A factor is an object that stores categorical data with predefined levels. Internally, factors are integers mapped to character labels (levels). Created with factor() or derived from character vectors in data frames.
# Create a factor
x <- factor(c(“low”, “high”, “medium”, “low”))
x
# Output: [1] low high medium low
# Levels: high low medium
Key Functions for Working with Factors
R provides several functions to create, manipulate, and inspect factors. Here’s a rundown:
1. factor() – Create a factor; Converts a vector into a factor, optionally specifying levels and order.
sizes <- factor(c("small", "large", "medium", "small"), levels = c("small", "medium", "large"))
sizes
# Output: [1] small large medium small
# Levels: small medium large
2. levels() – Get or set factor levels; Retrieves or modifies the categories of a factor.
levels(sizes)
# Output: [1] "small" "medium" "large"
levels(sizes) <- c("S", "M", "L")
sizes
# Output: [1] S L M S
# Levels: S M L
3. nlevels() – Count the number of levels; Returns the number of unique categories.

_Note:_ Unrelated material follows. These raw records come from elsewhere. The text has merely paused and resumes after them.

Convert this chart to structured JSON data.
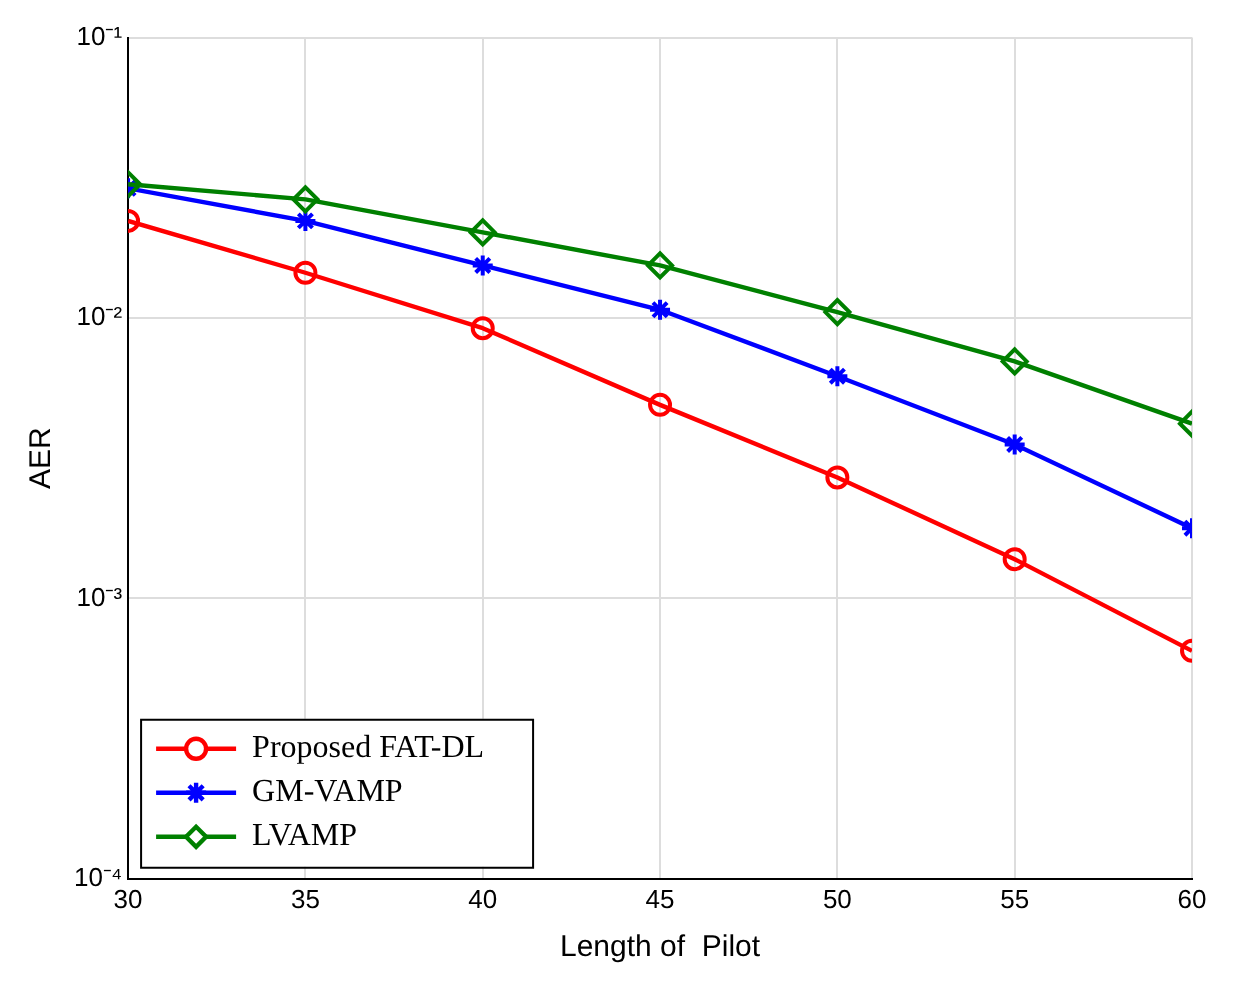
{
  "chart_data": {
    "type": "line",
    "xlabel": "Length of  Pilot",
    "ylabel": "AER",
    "x": [
      30,
      35,
      40,
      45,
      50,
      55,
      60
    ],
    "series": [
      {
        "name": "Proposed FAT-DL",
        "color": "#ff0000",
        "marker": "circle",
        "values": [
          0.0222,
          0.0145,
          0.0092,
          0.0049,
          0.0027,
          0.00138,
          0.00065
        ]
      },
      {
        "name": "GM-VAMP",
        "color": "#0000ff",
        "marker": "cross",
        "values": [
          0.029,
          0.0222,
          0.0154,
          0.0107,
          0.0062,
          0.00354,
          0.00178
        ]
      },
      {
        "name": "LVAMP",
        "color": "#008000",
        "marker": "diamond",
        "values": [
          0.03,
          0.0265,
          0.0202,
          0.0154,
          0.0105,
          0.007,
          0.0042
        ]
      }
    ],
    "xlim": [
      30,
      60
    ],
    "xticks": [
      30,
      35,
      40,
      45,
      50,
      55,
      60
    ],
    "ylim": [
      0.0001,
      0.1
    ],
    "yticks": [
      {
        "value": 0.0001,
        "label": "10⁻⁴"
      },
      {
        "value": 0.001,
        "label": "10⁻³"
      },
      {
        "value": 0.01,
        "label": "10⁻²"
      },
      {
        "value": 0.1,
        "label": "10⁻¹"
      }
    ],
    "log": "y",
    "grid": true,
    "legend": "bottom left",
    "line_style": "solid"
  }
}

nlevels(sizes) # Output: 3
4. as.factor() – Convert to factor; Coerces an object (e.g., character or numeric) to a factor.
as.factor(c(1, 2, 1, 3))
# Output: [1] 1 2 1 3
# Levels: 1 2 3
5. is.factor() – Check if an object is a factor; Tests whether a variable is a factor.
is.factor(sizes) # TRUE
is.factor(c("a", "b")) # FALSE
Factors in Data Frames (Using mtcars)
In datasets like mtcars, variables can be factors if they represent categories. Let’s create and manipulate a factor from mtcars.

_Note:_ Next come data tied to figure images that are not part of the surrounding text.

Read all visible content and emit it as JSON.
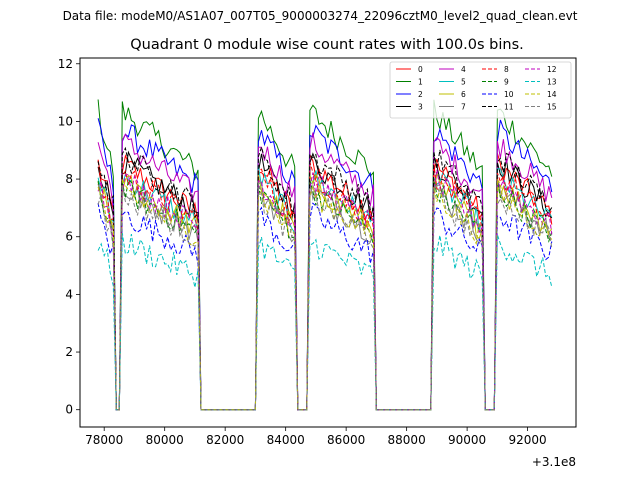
{
  "chart_data": {
    "type": "line",
    "suptitle": "Data file: modeM0/AS1A07_007T05_9000003274_22096cztM0_level2_quad_clean.evt",
    "title": "Quadrant 0 module wise count rates with 100.0s bins.",
    "xlabel": "",
    "ylabel": "",
    "x_offset_label": "+3.1e8",
    "xlim": [
      77200,
      93600
    ],
    "ylim": [
      -0.6,
      12.2
    ],
    "x_ticks": [
      78000,
      80000,
      82000,
      84000,
      86000,
      88000,
      90000,
      92000
    ],
    "x_tick_labels": [
      "78000",
      "80000",
      "82000",
      "84000",
      "86000",
      "88000",
      "90000",
      "92000"
    ],
    "y_ticks": [
      0,
      2,
      4,
      6,
      8,
      10,
      12
    ],
    "y_tick_labels": [
      "0",
      "2",
      "4",
      "6",
      "8",
      "10",
      "12"
    ],
    "legend_position": "top-right",
    "bin_size_s": 100,
    "segments": [
      {
        "start": 77800,
        "end": 78300
      },
      {
        "start": 78600,
        "end": 81100
      },
      {
        "start": 83100,
        "end": 84300
      },
      {
        "start": 84800,
        "end": 86900
      },
      {
        "start": 88900,
        "end": 90500
      },
      {
        "start": 91000,
        "end": 92800
      }
    ],
    "series": [
      {
        "name": "0",
        "level": 7.9,
        "color": "#ff0000",
        "dash": ""
      },
      {
        "name": "1",
        "level": 9.6,
        "color": "#008000",
        "dash": ""
      },
      {
        "name": "2",
        "level": 9.0,
        "color": "#0000ff",
        "dash": ""
      },
      {
        "name": "3",
        "level": 8.0,
        "color": "#000000",
        "dash": ""
      },
      {
        "name": "4",
        "level": 8.6,
        "color": "#bf00bf",
        "dash": ""
      },
      {
        "name": "5",
        "level": 7.5,
        "color": "#00bfbf",
        "dash": ""
      },
      {
        "name": "6",
        "level": 7.3,
        "color": "#bfbf00",
        "dash": ""
      },
      {
        "name": "7",
        "level": 7.1,
        "color": "#808080",
        "dash": ""
      },
      {
        "name": "8",
        "level": 7.6,
        "color": "#ff0000",
        "dash": "4,2"
      },
      {
        "name": "9",
        "level": 7.1,
        "color": "#008000",
        "dash": "4,2"
      },
      {
        "name": "10",
        "level": 6.3,
        "color": "#0000ff",
        "dash": "4,2"
      },
      {
        "name": "11",
        "level": 8.2,
        "color": "#000000",
        "dash": "4,2"
      },
      {
        "name": "12",
        "level": 7.4,
        "color": "#bf00bf",
        "dash": "4,2"
      },
      {
        "name": "13",
        "level": 5.4,
        "color": "#00bfbf",
        "dash": "4,2"
      },
      {
        "name": "14",
        "level": 7.0,
        "color": "#bfbf00",
        "dash": "4,2"
      },
      {
        "name": "15",
        "level": 6.9,
        "color": "#808080",
        "dash": "4,2"
      }
    ]
  }
}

Example: Converting cyl to a Factor
# cyl (cylinders) is numeric by default
str(mtcars$cyl) # num [1:32] 6 6 4 6 8 ...
# Convert to factor
mtcars$cyl_factor <- factor(mtcars$cyl, levels = c(4, 6, 8))
str(mtcars$cyl_factor)
# Output: Factor w/ 3 levels "4","6","8": 2 2 1 2 3 ...
Why Factorize?: cyl as a factor ensures R treats it as categorical (e.g., 4, 6, 8 cylinders) rather than a continuous numeric variable, which matters for modeling or plotting.
Ordered Factors
Factors can be unordered (default) or ordered (for ranked categories like “low” < “medium” < “high”). The syntax is ordered = TRUE.
ratings <- factor(c("low", "high", "medium", "low"), levels = c("low", "medium", "high"), ordered = TRUE)
ratings
# Output: [1] low high medium low
# Levels: low < medium < high ratings[1] < ratings[2]
# TRUE (low < high)
Ordered factors enable comparisons (<, >), useful in ordinal data analysis.
Practical Examples with mtcars
Let’s apply factors to mtcars for real-world context.
1. Categorizing MPG
# Create a categorical mpg variable
mtcars$mpg_cat <- cut(mtcars$mpg, breaks = c(10, 20, 30, Inf), labels = c("low", "medium", "high")) mtcars$mpg_cat
2. Reordering Factor Levels
library(forcats) # Tidyverse package for factors
# Reorder cyl_factor by mean mpg
mtcars$cyl_factor <- fct_reorder(mtcars$cyl_factor, mtcars$mpg, mean) levels(mtcars$cyl_factor)
3. Collapsing Levels
# Collapse mpg_cat into fewer categories
mtcars$mpg_simple <- fct_collapse(mtcars$mpg_cat, "low_medium" = c("low", "medium"), "high" = "high")
mtcars$mpg_simple
Handling Factors in Analysis
Statistical Models: Functions like lm() or glm() treat factors as categorical predictors, creating dummy variables automatically.
lm(mpg ~ cyl_factor, data = mtcars)
Visualization: ggplot2 uses factor levels for grouping or ordering.
library(ggplot2)
ggplot(mtcars, aes(x = cyl_factor, y = mpg)) + geom_boxplot()
Factors ensure R recognizes variables as categories, not numbers or strings, critical for statistical accuracy. Internally stored as integers, factors save memory compared to character vectors. Levels and order provide explicit control over how categories are treated in analysis or plots.